[comp.std.c] Initialisation of unsigned strings

eru@tnvsu1.tele.nokia.fi (07/28/89)

I often use the "unsigned char" type to represent characters to avoid the
nonsense with negative letters (characters with the MSB set are commonly used
in ordinary text here). Thus sometimes arrays of "unsigned char" are initial-
ised with string constants. Then one day I compiled some such code with Gnu-C
with the switches -ansi -pedantic and it said that my initialisations are
non-ANSI.

First I thought that gcc was being too pedantic, but unfortunately the May
1988 draft seems to agree: 3.1.2.5 classifies "unsigned char" as an unsigned
integer type, and 3.5.7 says that an array of character type may be initialised
by a character string literal. Why could it not say "array of plain, signed or
unsigned char"?

Thus it appears that those who want to program in pure ANSI-C without the
fuzziness introduced by the implementation-dependent behaviour of plain char
lose the convenience of string literals. This ought to be changed in the
next version of the standard (if there ever is one). Prior art exists:
all the C-compilers with unsigned char that I have used compile this usage
of string literals.


Erkki Ruohtula    ! Nokia Telecommunications
eru@tele.nokia.fi ! P.O. Box 33 SF-02601 Espoo, Finland

dfp@cbnewsl.ATT.COM (david.f.prosser) (07/28/89)

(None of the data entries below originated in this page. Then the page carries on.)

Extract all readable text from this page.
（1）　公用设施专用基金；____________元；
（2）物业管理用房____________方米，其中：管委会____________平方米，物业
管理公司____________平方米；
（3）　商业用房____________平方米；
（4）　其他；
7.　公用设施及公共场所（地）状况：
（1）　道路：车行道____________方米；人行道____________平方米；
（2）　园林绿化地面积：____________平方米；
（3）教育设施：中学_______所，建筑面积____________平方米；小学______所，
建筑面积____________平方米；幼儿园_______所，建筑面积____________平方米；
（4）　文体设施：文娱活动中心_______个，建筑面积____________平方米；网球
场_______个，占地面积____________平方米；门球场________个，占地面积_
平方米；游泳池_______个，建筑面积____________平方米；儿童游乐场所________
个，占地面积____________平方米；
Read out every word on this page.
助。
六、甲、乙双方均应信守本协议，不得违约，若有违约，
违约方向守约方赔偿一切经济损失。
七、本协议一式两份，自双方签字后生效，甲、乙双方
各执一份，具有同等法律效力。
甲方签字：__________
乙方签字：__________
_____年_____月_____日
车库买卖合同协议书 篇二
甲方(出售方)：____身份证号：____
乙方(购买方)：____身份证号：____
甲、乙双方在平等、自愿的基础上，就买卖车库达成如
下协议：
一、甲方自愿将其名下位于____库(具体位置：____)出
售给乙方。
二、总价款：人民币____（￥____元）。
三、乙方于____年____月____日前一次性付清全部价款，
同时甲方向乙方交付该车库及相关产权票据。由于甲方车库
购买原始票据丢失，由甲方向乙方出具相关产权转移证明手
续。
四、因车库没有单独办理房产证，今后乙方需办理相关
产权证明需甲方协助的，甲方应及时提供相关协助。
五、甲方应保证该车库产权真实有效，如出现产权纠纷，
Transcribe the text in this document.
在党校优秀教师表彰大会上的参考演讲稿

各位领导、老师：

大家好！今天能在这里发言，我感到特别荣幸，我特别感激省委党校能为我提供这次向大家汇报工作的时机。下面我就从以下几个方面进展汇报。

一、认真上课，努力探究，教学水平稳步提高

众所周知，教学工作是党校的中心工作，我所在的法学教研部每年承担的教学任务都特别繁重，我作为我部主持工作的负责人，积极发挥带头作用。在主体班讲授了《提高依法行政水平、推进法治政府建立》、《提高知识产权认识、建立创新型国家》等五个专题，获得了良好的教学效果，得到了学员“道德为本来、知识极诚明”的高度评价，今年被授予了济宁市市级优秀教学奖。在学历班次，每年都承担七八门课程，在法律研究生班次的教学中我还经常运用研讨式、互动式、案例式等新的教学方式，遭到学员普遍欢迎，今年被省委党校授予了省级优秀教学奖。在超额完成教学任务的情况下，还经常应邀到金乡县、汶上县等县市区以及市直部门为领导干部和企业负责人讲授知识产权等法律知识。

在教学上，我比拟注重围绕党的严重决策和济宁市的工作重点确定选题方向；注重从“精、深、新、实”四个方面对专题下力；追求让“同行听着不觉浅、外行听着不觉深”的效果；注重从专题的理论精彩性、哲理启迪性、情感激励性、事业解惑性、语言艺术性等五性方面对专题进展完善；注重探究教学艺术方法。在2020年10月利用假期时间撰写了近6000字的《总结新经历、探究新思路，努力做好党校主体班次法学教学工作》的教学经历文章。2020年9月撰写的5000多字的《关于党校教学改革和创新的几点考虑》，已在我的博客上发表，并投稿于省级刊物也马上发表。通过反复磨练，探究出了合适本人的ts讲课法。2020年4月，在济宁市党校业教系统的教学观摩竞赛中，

In article <438@mjolner.tele.nokia.fi> eru@tnvsu1.tele.nokia.fi () writes:
>Thus it appears that those who want to program in pure ANSI-C without the
>fuzziness introduced by the implementation-dependent behaviour of plain char
>lose the convenience of string literals. This ought to be changed in the
>next version of the standard (if there ever is one). Prior art exists:
>all the C-compilers with unsigned char that I have used compile this usage
>of string literals.

The pANS requires that arrays of any of the three char types can be
initialized with a string literal.  The definition of *character type*
can be found in section 3.1.2.5 (like most of the other mumble types):

	The three types char, signed char, and unsigned char are
	collectively called the character types.

However, one cannot initialize a pointer to a signed or unsigned char
with a string literal (without a cast).

	char ca[] = "abc";				/* valid */
	signed sca[] = "abc";				/* valid */
	unsigned uca[] = "abc";				/* valid */

	char *cp = "abc";				/* valid */
	signed char *scp = "abc";			/* invalid */
	unsigned char *ucp = "abc";			/* invalid */

	signed char *p = (signed char *)"abc";		/* valid */
	unsigned char *p = (unsigned char *)"abc";	/* valid */

Dave Prosser	...not an official X3J11 answer...

walter@hpclwjm.HP.COM (Walter Murray) (07/28/89)

>First I thought that gcc was being too pedantic, but unfortunately the May
>1988 draft seems to agree: 3.1.2.5 classifies "unsigned char" as an unsigned
>integer type, and 3.5.7 says that an array of character type may be initialised
>by a character string literal. Why could it not say "array of plain, signed or
>unsigned char"?

Note that "unsigned char" IS a character type, as well as an unsigned
integer type.  In the May, 1988, draft, see page 23, line 9 (3.1.2.5).
So it is legal to initialize an array of unsigned char with a character
string literal.

Walter Murray
Not speaking for X3J11
----------